Nearly everyone has had to make difficult decisions about how to spend limited resources as we live through the worst recession most of us have ever seen.

When Tampa shut down its Bay Study Group, the community lost scientists who had been at the forefront of the bay’s seagrass recovery. Roger Johansson directed one of the nation’s most intense seagrass monitoring initiatives, supplementing aerial surveys by the Southwest Florida Water Management District with hands-on monitoring that tracked species composition as well as spatial distribution since 1986.

Although employed by the organization that operates the bay’s single-largest contributor of nitrogen, Johansson and the recently retired Walt Avery commanded the respect of their fellow scientists and managers. Johansson has served on the Agency for Bay Management since 1988 and as chair of the Tampa Bay Estuary Program’s Technical Advisory Committee for many years. Avery and Johansson have authored multiple articles documenting the improvements in water quality – and subsequent regrowth in seagrasses – in both Hillsborough Bay and the entire estuary.

And while many of the key staff from the Pinellas County Department of Environmental Management (DEM) have been re-assigned, closing the department is likely to make it more difficult to deal with competing agendas in the state’s most densely populated county. Under the direction of Jake Stowers and more recently Will Davis, the DEM is recognized as one of the best environmental departments in the state. Earlier this year, Davis received the prestigious leadership award from the Florida Local Environmental Resource Agencies, Inc.

Davis helped lead Pinellas County through several contentious issues, from protecting least tern nesting sites to developing a management plan at Fort DeSoto that balanced regulatory and voluntary measures to protect seagrasses from prop scars. The DEM also played a pivotal role in helping to persuade county commissioners to adopt a fertilizer ordinance that will help limit nutrients in stormwater.

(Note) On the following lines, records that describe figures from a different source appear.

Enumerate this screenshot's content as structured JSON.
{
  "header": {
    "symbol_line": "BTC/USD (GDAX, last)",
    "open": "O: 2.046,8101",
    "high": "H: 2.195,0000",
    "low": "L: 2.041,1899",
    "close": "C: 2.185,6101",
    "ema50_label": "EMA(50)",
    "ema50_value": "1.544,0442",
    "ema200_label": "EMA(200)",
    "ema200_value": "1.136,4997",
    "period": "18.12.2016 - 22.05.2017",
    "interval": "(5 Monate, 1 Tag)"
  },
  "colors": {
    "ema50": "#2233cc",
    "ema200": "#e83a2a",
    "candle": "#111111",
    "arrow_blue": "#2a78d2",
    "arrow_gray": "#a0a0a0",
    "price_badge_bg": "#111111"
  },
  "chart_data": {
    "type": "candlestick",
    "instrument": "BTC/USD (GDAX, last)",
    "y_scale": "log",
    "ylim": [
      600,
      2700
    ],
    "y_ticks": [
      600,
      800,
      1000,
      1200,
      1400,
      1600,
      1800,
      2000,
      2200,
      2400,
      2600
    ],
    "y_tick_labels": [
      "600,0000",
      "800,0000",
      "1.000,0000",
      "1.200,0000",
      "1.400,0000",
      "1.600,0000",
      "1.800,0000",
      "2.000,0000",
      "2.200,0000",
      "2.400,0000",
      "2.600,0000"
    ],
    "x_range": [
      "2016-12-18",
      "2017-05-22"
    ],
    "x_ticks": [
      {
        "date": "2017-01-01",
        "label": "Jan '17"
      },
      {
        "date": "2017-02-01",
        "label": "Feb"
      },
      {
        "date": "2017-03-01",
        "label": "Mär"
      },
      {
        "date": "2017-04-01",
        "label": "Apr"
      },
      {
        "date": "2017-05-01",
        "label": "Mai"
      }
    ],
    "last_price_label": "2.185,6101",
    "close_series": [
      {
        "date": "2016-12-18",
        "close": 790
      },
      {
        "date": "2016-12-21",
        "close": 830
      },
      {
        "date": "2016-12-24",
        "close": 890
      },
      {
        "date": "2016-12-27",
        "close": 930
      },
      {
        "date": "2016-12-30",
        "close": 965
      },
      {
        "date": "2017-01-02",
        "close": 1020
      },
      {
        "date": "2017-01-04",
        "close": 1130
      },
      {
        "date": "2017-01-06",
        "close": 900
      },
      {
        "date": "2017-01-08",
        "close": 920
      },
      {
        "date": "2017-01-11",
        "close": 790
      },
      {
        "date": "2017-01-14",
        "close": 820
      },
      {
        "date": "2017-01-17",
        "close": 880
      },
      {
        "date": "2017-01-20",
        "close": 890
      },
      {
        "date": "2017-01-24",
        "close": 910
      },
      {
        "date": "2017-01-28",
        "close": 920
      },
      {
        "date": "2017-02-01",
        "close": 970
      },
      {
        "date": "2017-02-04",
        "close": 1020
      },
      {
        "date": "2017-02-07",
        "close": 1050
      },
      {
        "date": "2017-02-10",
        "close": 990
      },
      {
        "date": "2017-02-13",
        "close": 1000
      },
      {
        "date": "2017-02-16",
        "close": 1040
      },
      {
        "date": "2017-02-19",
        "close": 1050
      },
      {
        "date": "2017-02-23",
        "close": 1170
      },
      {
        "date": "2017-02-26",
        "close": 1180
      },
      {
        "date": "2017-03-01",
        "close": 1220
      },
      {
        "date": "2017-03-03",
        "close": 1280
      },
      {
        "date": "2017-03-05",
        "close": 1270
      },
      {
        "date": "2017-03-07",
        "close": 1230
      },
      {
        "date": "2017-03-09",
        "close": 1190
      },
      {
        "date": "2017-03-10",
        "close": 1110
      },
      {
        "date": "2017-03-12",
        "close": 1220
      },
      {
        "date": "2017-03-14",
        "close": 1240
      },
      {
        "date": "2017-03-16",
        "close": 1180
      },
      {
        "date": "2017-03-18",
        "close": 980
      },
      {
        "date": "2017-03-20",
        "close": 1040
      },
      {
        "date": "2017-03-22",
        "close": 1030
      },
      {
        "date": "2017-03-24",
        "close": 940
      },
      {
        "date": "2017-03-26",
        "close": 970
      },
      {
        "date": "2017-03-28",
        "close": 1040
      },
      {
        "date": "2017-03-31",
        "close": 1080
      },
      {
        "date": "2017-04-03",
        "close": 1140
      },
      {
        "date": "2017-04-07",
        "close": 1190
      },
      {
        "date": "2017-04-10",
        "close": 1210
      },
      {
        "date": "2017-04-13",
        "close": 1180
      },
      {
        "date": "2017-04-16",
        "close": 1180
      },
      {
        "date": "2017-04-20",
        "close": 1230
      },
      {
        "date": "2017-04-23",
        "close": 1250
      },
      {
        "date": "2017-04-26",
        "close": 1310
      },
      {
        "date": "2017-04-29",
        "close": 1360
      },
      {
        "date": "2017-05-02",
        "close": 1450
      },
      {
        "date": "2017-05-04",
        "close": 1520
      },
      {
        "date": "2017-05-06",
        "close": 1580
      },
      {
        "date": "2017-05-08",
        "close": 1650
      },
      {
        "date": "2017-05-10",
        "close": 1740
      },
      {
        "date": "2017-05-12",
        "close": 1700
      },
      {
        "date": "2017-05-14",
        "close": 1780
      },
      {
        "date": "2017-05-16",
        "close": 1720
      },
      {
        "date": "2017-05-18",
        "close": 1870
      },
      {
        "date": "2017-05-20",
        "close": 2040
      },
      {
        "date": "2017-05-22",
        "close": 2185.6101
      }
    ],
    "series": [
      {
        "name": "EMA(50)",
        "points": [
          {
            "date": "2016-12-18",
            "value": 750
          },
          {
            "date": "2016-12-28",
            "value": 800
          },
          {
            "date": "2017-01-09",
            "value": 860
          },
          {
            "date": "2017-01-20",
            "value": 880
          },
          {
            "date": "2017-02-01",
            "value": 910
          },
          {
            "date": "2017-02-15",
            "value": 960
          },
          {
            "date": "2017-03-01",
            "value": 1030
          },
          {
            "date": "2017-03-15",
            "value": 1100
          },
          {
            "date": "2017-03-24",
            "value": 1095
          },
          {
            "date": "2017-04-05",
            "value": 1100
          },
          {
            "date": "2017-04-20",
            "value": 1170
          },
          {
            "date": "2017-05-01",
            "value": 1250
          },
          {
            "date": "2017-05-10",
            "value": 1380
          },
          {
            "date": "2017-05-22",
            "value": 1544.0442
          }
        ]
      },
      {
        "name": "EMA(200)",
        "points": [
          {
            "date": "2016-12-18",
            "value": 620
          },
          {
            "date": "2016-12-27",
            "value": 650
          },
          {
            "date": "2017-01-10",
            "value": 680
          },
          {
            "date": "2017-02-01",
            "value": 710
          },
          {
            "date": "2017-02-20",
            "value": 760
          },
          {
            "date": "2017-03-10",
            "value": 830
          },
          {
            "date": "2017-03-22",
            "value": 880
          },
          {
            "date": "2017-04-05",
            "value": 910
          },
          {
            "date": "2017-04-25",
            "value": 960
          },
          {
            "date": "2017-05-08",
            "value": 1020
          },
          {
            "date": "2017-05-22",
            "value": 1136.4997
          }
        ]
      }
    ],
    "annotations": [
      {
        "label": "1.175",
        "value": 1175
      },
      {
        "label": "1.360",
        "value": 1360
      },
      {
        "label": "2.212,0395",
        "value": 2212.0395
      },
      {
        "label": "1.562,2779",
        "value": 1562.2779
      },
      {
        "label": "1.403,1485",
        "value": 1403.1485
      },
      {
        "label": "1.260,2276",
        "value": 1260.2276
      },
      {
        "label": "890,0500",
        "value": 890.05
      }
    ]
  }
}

With tougher stormwater rules coming from both the state and federal governments, now is the time to provide staff resources who can help implement cost-effective measures that meet stringent new regulations. It also is critical to the Tampa Bay estuary continue to have reliable scientific data for current levels of nutrients like that collected by Johansson, Avery and Davis.

That data may save local governments millions of dollars in the very near future. We hope that decisions made during these tough economic times will not adversely impact Tampa Bay over the long term.